Clearly, based on probabilities, since we now know based on the result of our empirical sampling that the expected number of berries per box is 105, then it is most likely that the actual, underlying count of all berries picked is going to be about 105% of the number estimated by counting boxes. That is, it is very likely that using statistical estimation will be more accurate than simply using the nominal counts, even though the number is derived mathematically rather than from a direct count.

Although this is by no means a perfect analogy with the census, the point I wanted to make was that the purpose of statistical estimation is not to favor one side or the other, but rather to reduce the amount of systematic bias in the data.

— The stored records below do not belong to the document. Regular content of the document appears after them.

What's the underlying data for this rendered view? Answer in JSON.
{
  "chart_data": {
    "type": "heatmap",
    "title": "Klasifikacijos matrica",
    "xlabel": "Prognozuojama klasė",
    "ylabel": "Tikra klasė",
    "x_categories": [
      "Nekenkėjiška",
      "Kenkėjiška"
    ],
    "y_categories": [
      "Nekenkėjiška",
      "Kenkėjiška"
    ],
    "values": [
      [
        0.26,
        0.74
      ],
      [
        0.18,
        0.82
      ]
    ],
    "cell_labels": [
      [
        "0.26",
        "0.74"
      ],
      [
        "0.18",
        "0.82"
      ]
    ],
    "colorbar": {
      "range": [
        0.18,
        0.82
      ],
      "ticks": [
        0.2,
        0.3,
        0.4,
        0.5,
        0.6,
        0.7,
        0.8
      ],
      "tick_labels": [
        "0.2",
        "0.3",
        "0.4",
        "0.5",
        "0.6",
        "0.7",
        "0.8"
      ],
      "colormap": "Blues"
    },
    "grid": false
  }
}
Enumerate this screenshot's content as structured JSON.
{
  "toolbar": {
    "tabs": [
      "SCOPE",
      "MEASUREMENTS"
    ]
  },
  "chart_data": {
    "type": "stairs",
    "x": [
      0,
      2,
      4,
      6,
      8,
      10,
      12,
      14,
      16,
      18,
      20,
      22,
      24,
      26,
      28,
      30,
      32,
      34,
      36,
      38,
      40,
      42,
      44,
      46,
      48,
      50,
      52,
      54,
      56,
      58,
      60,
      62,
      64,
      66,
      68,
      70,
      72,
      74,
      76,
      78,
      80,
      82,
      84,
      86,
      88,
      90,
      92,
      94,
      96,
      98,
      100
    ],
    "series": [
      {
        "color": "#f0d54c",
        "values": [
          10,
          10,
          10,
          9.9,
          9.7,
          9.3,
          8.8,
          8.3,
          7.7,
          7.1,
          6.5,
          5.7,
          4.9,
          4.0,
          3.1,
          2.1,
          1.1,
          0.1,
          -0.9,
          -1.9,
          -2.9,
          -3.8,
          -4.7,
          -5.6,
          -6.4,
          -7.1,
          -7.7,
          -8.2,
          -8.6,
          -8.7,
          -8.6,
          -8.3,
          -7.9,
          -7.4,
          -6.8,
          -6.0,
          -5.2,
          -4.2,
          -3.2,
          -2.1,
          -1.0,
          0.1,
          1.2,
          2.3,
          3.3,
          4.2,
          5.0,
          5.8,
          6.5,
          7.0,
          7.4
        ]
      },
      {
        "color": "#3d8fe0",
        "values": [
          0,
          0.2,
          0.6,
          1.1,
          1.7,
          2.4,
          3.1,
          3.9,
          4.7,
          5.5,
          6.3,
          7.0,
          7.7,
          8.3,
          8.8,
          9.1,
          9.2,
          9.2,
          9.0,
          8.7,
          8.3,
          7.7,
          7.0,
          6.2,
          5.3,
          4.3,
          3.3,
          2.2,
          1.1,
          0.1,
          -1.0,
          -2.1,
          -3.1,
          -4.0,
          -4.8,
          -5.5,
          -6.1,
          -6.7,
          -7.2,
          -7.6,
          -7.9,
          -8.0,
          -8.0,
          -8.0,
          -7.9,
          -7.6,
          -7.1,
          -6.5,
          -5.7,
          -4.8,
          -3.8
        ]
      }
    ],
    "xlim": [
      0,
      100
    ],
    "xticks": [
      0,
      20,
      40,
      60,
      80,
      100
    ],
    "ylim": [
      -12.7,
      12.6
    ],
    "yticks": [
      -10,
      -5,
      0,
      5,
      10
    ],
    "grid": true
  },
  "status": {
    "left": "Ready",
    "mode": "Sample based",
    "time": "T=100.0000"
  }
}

Let me add that Farmer R. could do his own empirical study, and if he did it correctly, and found a lower count than D.'s study did, then he could promote, and defend, an alternative, lower statistical estimate. The Republicans could absolutely do the same thing for the census data: instead of trying to eliminate statistical estimation, if they think that the Democratic-supported estimates introduce a new source of bias (e.g., overcounting certain potential Democratic voters), then they should do their own empirical studies and use them to support a modified estimate. In fact, if they don't do this, and continue simply to argue for not using statistical estimation at all, then it seems pretty clear to me that they basically accept the premise of systematic pro-Republican bias in the raw counts, and are just trying to preserve an error that benefits them.

Greg Shenaut